One of the most familiar characteristics of liberalism is its commitment to placing normative and practical constraints on political power, and moral limits on permissible political action. It is a theory of politics in which political power is controlled and directed in a manner that ensures the ruled are not oppressed or tyrannised at the hands of those who rule over them. The state, and the officers of the state who control its coercive mechanisms, are often viewed in liberal theory as a threat to individual freedom and therefore political power stands in need of restraint. Central to its strategy of restraining power is a particular vision of politics, the normative ends that it should pursue and its rightful limits. This vision, which I call a ‘consensus’ vision of the political, views political activity and political relationships as taking place within and with reference to a set of principles that are universally endorsed by those subject to them, or can be represented as such. By making such consensus a condition of politics, liberal theory’s vision of politics ensures that political associations are regulated by principles and employ their power in ways that respect the freedom and moral equality of each and every person over whom they rule. This requires, as we shall see, a particular theorisation of the relationship between human freedom and law or authority that reconciles what have often been seen as two irreconcilable concepts. And legitimacy is reconceived as a criterion that ensures that such reconciliation holds for all members of the political association, not merely some subset of them, and hence is in an important sense the test for whether liberalism’s foundational normative concern of respecting the freedom and moral equality of all persons is met. In short, liberalism imagines a non-oppressive or non-tyrannical form of politics, a politics that allows each and every person to live according to principles that can meaningfully be said to represent their own will rather than the coercive imposition of someone else’s. Liberalism is therefore nothing short of a magnificent achievement of human imagination.
Legitimacy and autonomy
All liberals share a commitment to individual freedom of some sort. An important question for liberals will therefore always be how we reconcile this individual freedom with our evident need to live together under a single political authority with the necessary capacity to enforce, when required, compliance with its laws through the threat or actual use of physical coercive power. This problem is further complicated by the fact that, at least in modern societies, people hold and seek to pursue a variety of different and often conflicting moral and religious life plans. The question then becomes one of how people can remain free to follow their diverse range of conceptions of the good yet be subject to the laws of the same political authority.

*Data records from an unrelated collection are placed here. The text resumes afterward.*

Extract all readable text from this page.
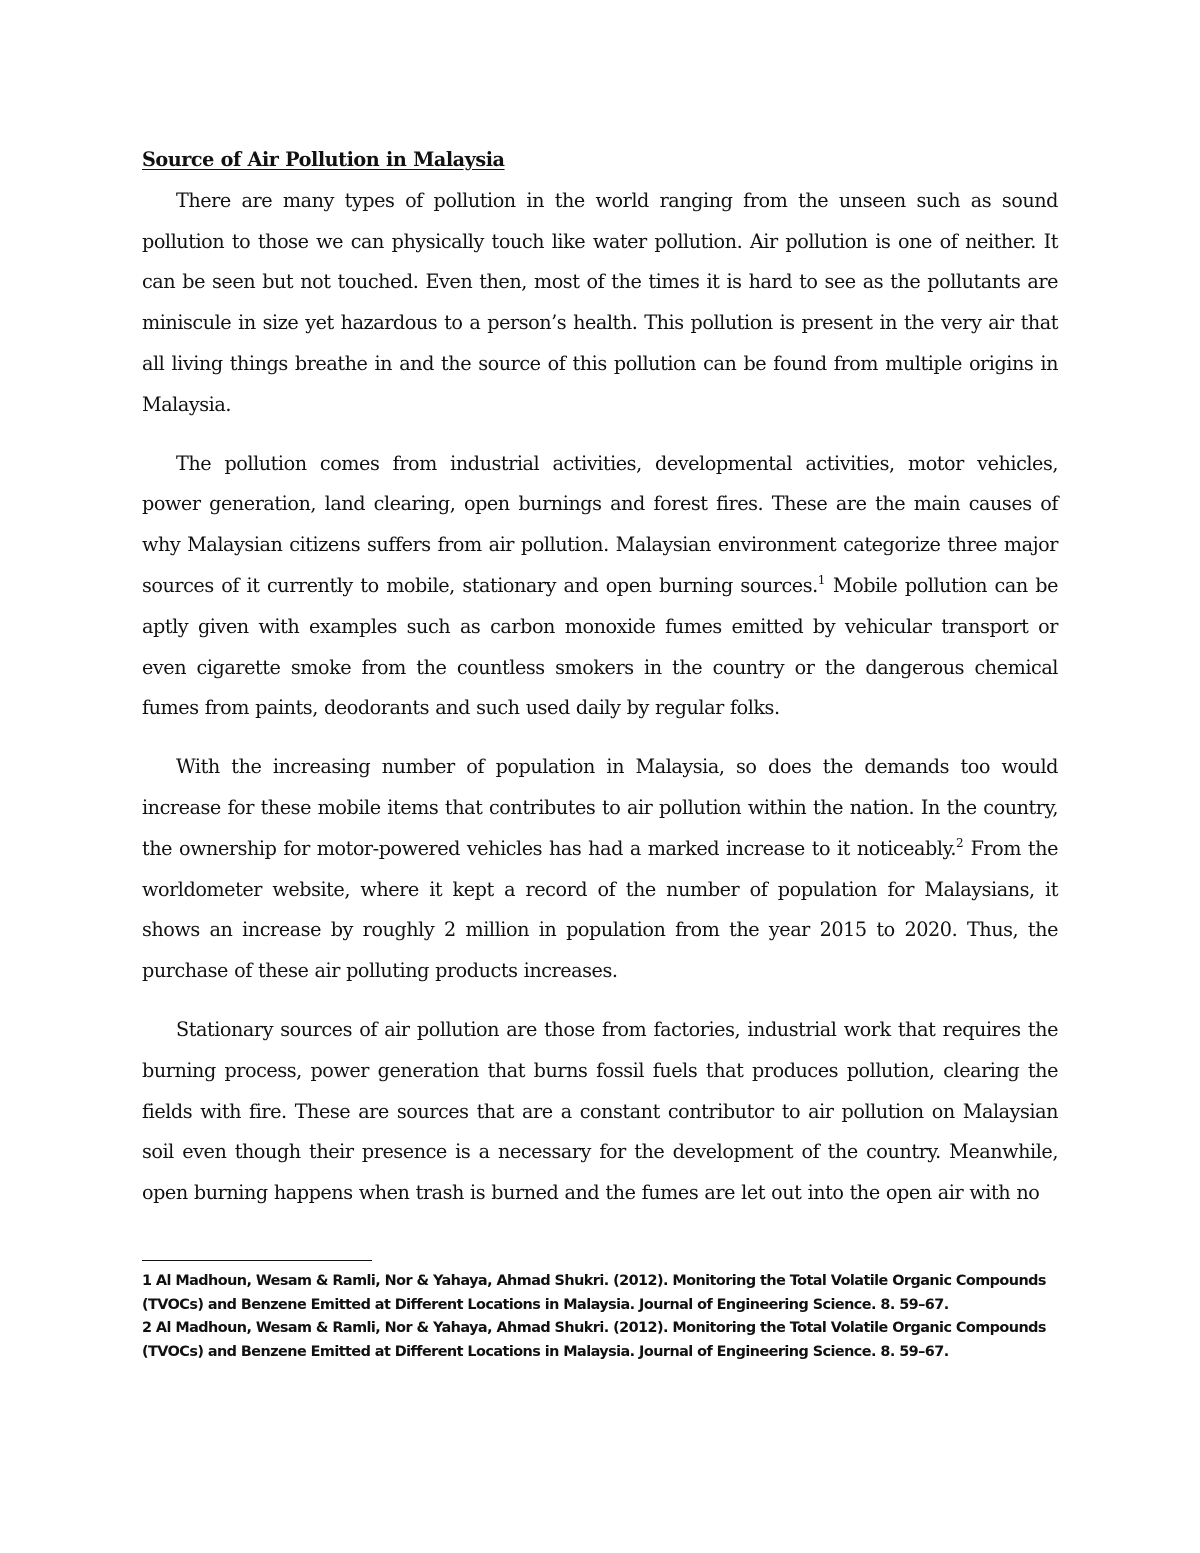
Source of Air Pollution in Malaysia

There are many types of pollution in the world ranging from the unseen such as sound pollution to those we can physically touch like water pollution. Air pollution is one of neither. It can be seen but not touched. Even then, most of the times it is hard to see as the pollutants are miniscule in size yet hazardous to a person’s health. This pollution is present in the very air that all living things breathe in and the source of this pollution can be found from multiple origins in Malaysia.

The pollution comes from industrial activities, developmental activities, motor vehicles, power generation, land clearing, open burnings and forest fires. These are the main causes of why Malaysian citizens suffers from air pollution. Malaysian environment categorize three major sources of it currently to mobile, stationary and open burning sources.$^1$ Mobile pollution can be aptly given with examples such as carbon monoxide fumes emitted by vehicular transport or even cigarette smoke from the countless smokers in the country or the dangerous chemical fumes from paints, deodorants and such used daily by regular folks.

With the increasing number of population in Malaysia, so does the demands too would increase for these mobile items that contributes to air pollution within the nation. In the country, the ownership for motor-powered vehicles has had a marked increase to it noticeably.$^2$ From the worldometer website, where it kept a record of the number of population for Malaysians, it shows an increase by roughly 2 million in population from the year 2015 to 2020. Thus, the purchase of these air polluting products increases.

Stationary sources of air pollution are those from factories, industrial work that requires the burning process, power generation that burns fossil fuels that produces pollution, clearing the fields with fire. These are sources that are a constant contributor to air pollution on Malaysian soil even though their presence is a necessary for the development of the country. Meanwhile, open burning happens when trash is burned and the fumes are let out into the open air with no

1 Al Madhoun, Wesam & Ramli, Nor & Yahaya, Ahmad Shukri. (2012). Monitoring the Total Volatile Organic Compounds (TVOCs) and Benzene Emitted at Different Locations in Malaysia. Journal of Engineering Science. 8. 59–67.

2 Al Madhoun, Wesam & Ramli, Nor & Yahaya, Ahmad Shukri. (2012). Monitoring the Total Volatile Organic Compounds (TVOCs) and Benzene Emitted at Different Locations in Malaysia. Journal of Engineering Science. 8. 59–67.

This is far from a question of merely theoretical interest. Early liberals were gravely concerned by the development of the centralised modern state (as we now call it) and the fact that it possessed an unprecedented and immensely unequal degree of power compared to not only the individual but also the local barons and landowners who had up to the seventeenth century represented the main source of security for the majority of subjects against a potentially tyrannical monarch. On numerous occasions during the sixteenth and seventeenth centuries, European monarchs proved to be both willing and able to impose their own particular set of religious beliefs upon their subjects, even if these were not widely shared, and often with horrific and bloody consequences. There was therefore felt to be a pressing need for an effective defence of the individual against those agents of the state who had the means to employ overwhelming and irresistible coercive power to force them to live according to moral and religious principles that they rejected. And insofar as the power of the state has only exponentially grown since this period, with developments in technology, bureaucracy, military and surveillance capability, etc., this general concern about how we protect the individual from the potential oppressive use of state power is one that remains with us today.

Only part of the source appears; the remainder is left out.